Normalised Discounted Cumulative Gain (nDCG)

nDCG measures the quality of the ranking, accounting for the position of each relevant result. It penalises relevant chunks that appear late in the ranking.
nDCG is the most informative single metric for RAG retrieval quality. It captures both relevance and ranking in one number. An nDCG@10 of 0.85+ means your retrieval is placing the right information where the generation model will actually use it.
Dr Vincent Russell
Machine Learning (AI) Engineer

What Degrades Retrieval Quality

Embedding Drift

Embedding models represent text as vectors. When new content enters the knowledge base with different vocabulary, structure, or domain terminology, the embedding space can drift. Queries that worked well last month may retrieve different chunks this month.
Detection: Track retrieval metrics weekly. A declining precision trend signals drift.
Fix: Re-embed periodically. For rapidly changing knowledge bases, monthly re-embedding is reasonable. For stable bases, quarterly.

Chunk Size Mismatch

Chunks that are too large contain relevant and irrelevant information mixed together (high recall, low precision). Chunks that are too small lose context (high precision, low recall).
The sweet spot depends on the domain. For structured enterprise documents (policies, procedures), 200-400 tokens per chunk. For narrative content (reports, analysis), 400-800 tokens. Test empirically.

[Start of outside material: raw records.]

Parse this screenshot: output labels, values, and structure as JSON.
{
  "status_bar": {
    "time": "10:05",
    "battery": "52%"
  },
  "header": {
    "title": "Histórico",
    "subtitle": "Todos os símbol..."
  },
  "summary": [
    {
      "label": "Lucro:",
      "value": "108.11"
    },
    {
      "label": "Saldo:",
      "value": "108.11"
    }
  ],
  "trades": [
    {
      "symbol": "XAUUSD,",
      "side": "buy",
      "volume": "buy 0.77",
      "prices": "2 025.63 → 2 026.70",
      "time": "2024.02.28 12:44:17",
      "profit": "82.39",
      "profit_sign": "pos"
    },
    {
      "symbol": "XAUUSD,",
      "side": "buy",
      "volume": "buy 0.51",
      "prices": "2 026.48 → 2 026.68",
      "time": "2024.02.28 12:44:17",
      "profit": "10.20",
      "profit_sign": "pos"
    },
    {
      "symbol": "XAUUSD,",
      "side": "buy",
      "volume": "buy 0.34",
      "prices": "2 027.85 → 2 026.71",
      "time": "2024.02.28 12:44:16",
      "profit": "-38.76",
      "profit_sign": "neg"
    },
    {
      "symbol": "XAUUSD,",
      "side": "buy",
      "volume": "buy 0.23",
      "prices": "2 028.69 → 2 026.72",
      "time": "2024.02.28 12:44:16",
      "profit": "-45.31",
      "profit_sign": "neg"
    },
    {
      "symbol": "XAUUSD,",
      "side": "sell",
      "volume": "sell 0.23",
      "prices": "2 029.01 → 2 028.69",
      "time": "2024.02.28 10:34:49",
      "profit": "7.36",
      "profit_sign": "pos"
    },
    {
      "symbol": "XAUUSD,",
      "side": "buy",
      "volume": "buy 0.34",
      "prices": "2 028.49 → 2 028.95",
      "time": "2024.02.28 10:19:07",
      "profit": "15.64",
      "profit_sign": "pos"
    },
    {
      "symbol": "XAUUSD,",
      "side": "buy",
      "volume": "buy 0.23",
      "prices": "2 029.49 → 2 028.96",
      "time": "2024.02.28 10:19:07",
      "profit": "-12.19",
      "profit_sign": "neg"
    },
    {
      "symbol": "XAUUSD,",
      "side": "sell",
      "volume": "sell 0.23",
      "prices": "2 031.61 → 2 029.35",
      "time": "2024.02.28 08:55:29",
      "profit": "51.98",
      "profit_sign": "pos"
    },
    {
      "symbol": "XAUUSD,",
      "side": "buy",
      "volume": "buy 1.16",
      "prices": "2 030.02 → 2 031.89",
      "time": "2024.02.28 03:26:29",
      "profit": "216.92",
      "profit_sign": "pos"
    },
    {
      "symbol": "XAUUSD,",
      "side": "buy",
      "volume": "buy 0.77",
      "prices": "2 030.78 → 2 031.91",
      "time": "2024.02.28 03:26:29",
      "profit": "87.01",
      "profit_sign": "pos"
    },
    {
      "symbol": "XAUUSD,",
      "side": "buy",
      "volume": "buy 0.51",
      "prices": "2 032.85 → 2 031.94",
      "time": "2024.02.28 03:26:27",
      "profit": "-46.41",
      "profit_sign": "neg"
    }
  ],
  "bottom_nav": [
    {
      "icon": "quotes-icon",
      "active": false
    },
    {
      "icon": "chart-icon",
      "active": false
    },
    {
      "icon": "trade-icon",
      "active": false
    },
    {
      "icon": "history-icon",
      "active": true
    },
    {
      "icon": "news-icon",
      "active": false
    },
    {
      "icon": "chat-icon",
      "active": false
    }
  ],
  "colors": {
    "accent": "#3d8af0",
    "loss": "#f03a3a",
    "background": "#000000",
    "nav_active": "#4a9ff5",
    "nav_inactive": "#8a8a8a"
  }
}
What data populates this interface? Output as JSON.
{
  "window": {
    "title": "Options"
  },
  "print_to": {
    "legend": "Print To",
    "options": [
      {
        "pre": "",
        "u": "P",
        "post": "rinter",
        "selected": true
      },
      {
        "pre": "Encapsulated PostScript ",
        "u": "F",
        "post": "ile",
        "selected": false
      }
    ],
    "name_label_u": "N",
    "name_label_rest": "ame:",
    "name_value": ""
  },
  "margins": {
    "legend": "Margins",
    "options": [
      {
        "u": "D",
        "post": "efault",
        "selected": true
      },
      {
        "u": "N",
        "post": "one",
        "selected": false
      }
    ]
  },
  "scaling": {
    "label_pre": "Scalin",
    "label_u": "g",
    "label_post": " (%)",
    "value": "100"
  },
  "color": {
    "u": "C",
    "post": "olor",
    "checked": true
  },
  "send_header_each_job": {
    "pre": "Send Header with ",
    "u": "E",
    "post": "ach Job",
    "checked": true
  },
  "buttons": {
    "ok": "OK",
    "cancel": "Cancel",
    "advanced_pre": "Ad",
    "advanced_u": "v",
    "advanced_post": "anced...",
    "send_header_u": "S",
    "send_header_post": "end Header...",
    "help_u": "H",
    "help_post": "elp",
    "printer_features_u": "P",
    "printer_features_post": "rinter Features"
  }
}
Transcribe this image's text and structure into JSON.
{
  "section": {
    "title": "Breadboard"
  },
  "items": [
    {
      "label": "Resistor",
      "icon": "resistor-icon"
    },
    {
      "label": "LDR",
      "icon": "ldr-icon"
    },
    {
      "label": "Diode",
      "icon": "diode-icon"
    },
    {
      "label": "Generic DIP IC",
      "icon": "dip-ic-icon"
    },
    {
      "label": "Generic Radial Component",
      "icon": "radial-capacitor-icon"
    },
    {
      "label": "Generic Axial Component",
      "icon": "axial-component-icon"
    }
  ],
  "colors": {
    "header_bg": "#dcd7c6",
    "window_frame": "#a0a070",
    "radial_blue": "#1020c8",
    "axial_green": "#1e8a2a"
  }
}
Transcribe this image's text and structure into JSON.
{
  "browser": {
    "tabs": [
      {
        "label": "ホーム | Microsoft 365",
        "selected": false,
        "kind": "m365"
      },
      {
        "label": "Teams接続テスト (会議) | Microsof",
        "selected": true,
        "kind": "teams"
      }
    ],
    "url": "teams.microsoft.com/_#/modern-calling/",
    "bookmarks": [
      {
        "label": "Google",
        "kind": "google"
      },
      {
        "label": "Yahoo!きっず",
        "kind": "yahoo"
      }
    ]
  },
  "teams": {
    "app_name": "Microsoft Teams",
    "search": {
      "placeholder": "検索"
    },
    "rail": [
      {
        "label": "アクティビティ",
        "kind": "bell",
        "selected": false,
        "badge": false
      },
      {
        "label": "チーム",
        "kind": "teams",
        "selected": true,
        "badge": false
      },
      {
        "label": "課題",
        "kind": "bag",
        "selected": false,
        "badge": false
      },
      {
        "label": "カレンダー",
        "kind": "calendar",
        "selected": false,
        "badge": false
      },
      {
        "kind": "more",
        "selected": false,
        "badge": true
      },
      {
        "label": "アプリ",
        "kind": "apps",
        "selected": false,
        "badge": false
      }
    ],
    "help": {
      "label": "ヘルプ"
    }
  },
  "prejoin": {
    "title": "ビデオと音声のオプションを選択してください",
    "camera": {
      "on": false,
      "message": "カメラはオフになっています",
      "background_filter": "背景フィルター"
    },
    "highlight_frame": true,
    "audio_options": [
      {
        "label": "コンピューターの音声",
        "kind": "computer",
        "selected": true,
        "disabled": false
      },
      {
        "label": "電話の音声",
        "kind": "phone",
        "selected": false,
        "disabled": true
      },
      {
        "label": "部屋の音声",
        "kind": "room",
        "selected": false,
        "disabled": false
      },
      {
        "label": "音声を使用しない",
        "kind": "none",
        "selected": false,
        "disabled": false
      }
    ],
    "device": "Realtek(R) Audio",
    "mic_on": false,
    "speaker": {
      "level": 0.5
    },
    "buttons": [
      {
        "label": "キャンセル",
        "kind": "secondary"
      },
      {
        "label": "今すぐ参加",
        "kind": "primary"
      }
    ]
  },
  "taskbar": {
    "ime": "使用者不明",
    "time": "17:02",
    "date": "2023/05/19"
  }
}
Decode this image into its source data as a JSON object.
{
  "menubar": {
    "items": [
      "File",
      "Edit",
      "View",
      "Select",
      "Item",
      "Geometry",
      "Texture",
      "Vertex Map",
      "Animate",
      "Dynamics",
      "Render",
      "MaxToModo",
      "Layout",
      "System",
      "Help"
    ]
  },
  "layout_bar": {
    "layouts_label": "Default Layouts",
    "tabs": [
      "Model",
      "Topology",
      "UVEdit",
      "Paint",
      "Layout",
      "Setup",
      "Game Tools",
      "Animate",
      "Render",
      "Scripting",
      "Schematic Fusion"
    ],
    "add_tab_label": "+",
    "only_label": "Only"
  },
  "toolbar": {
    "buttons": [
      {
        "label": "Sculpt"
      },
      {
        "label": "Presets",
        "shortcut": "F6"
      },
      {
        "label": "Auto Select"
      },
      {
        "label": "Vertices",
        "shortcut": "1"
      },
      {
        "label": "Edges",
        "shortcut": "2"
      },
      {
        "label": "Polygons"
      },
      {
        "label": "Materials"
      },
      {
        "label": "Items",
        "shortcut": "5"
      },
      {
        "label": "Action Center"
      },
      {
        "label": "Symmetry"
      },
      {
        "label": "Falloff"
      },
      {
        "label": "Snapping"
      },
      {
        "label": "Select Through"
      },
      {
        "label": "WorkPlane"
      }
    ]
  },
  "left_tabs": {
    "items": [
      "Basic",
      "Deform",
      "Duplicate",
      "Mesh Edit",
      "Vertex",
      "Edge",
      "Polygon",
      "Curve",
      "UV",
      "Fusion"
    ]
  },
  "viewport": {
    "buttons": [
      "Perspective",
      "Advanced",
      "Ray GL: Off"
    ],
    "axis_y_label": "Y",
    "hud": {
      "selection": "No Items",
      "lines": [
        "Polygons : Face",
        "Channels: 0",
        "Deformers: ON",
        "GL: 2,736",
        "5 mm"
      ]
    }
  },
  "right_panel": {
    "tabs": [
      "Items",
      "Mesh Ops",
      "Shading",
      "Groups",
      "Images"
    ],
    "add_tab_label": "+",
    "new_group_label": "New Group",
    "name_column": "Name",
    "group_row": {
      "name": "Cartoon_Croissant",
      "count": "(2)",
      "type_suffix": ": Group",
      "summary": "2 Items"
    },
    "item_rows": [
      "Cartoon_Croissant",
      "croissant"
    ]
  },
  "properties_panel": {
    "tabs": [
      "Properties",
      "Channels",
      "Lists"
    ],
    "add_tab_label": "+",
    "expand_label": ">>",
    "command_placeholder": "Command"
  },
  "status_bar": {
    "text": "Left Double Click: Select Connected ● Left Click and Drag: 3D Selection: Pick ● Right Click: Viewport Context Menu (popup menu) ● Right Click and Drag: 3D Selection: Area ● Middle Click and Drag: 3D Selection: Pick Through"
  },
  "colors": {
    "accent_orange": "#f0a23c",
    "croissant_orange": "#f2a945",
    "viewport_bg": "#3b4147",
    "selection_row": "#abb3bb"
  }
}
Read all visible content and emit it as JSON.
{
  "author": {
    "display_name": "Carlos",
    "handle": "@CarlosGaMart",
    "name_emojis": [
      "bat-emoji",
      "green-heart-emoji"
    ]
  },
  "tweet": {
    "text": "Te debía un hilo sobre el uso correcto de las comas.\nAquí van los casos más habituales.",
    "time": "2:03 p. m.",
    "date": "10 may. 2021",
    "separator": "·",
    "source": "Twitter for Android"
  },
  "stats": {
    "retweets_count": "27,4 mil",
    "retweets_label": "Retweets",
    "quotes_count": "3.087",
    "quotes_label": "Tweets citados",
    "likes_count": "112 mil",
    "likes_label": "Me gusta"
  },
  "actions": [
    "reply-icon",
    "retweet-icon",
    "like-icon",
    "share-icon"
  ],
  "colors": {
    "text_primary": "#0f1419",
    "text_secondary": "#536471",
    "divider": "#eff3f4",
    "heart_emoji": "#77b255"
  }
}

Similarity Threshold Calibration

The cosine similarity threshold determines how close a chunk needs to be to the query to be retrieved. Too low: noise. Too high: misses.
Calibration approach: Plot precision and recall against threshold values. The intersection point is your operating threshold. Adjust per query type if your use cases are diverse.

Building the Evaluation Pipeline

Step 1: Create a Test Set

Build a set of 50-100 representative queries with manually labelled relevant chunks. This is labour-intensive but essential. Without ground truth, you can't measure retrieval quality.

Step 2: Automate Metrics

Run the test set through your retrieval pipeline weekly. Calculate precision@5, recall@10, MRR, and nDCG@10. Track trends.

Step 3: Set Alerting Thresholds

Define acceptable ranges for each metric. When a metric drops below threshold, investigate.

Step 4: Iterate

Use the metrics to guide improvements. Low precision: refine chunk boundaries, adjust similarity threshold. Low recall: expand the knowledge base, improve embeddings, add query expansion. Low MRR: improve ranking with hybrid search (vector + keyword).

RAG evaluation isn't optional for enterprise systems. If you're deploying RAG without measuring retrieval quality, you're trusting the most important layer of your AI to vibes. The mathematical framework exists. The metrics are well-defined. Build the evaluation pipeline and run it continuously.